Oleh Arda Dinata
Email: arda.dinata@gmail.com
Abu Darda sahabat Rasulullah saw, usianya sudah sangat tua. Aktivitas sehari-harinya tidak terlepas dari kegiatan bertani dan bercocok tanam. Suatu hari lewat seseorang di depannya. Saat itu Abu Darda sedang menanam pohon asam. Berkatalah orang itu, “Mengapa kamu menanam pohon itu? Kamu kan sudah lanjut usia, padahal pohon itu akan berbuah dalam rentang waktu amat lama?” Apa jawab Abu Darda? “Saya hanya mengharap pahalanya, dan biarlah orang lain yang memakan buahnya,” jawabnya.
Kisah tersebut, telah memberikan banyak inspirasi dan pelajaran bagi mereka yang mampu menangkapnya.
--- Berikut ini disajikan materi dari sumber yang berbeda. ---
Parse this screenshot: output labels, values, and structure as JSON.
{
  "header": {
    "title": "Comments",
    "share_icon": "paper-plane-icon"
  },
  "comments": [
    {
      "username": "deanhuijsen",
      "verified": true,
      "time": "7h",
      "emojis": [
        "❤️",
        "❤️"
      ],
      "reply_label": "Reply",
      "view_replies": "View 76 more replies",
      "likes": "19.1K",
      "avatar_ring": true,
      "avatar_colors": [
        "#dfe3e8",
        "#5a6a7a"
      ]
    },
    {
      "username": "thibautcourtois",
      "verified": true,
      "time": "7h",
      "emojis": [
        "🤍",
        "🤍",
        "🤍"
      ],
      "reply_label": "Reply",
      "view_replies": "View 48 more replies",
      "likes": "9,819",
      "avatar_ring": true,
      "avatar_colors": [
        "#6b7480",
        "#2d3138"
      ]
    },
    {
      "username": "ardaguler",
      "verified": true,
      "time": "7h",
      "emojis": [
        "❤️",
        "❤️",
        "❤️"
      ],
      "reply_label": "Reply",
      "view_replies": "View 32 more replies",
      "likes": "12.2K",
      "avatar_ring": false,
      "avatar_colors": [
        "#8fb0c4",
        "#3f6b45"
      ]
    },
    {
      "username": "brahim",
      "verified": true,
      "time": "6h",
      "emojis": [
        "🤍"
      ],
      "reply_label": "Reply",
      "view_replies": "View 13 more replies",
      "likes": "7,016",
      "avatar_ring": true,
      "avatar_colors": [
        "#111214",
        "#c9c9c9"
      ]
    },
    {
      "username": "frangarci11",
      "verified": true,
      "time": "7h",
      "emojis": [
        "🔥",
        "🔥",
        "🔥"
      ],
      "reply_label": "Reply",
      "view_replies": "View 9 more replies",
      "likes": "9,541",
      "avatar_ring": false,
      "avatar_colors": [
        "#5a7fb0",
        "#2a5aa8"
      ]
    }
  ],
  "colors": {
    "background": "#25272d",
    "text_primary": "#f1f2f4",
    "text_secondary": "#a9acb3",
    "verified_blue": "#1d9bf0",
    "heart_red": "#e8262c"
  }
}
Berkait dengan berwirausaha, setidaknya dari kisah itu ada dua pesan yang bisa kita tangkap. Pertama, setiap kita hendaknya dapat mengaktualisasikan diri dalam hidup ini. Kedua, melalui pemberdayaan diri maka kita akan memproleh kesuksesan di kemudian hari. Sukses tidak lain dimaknai sebagai sesuatu yang dapat dinikmati oleh sendiri dan orang lain.
Dalam berwirausha, ada hal yang patut disadari oleh pelaku wirausaha, diantarnya adalah berupa karunia Illahi. Pada diri manusia, setidaknya ada empat karunia Illhi yang patut diberdayakan yaitu kesadaran diri, suara hati, imajinasi kreatif dan kebebasan memilih dan memiliki. Modal ini apabila dapat kita fungsikan secara benar dan tepat, tentu akan membuahkan kesuksesan dalam hidup (termasuk dalam berwirusaha).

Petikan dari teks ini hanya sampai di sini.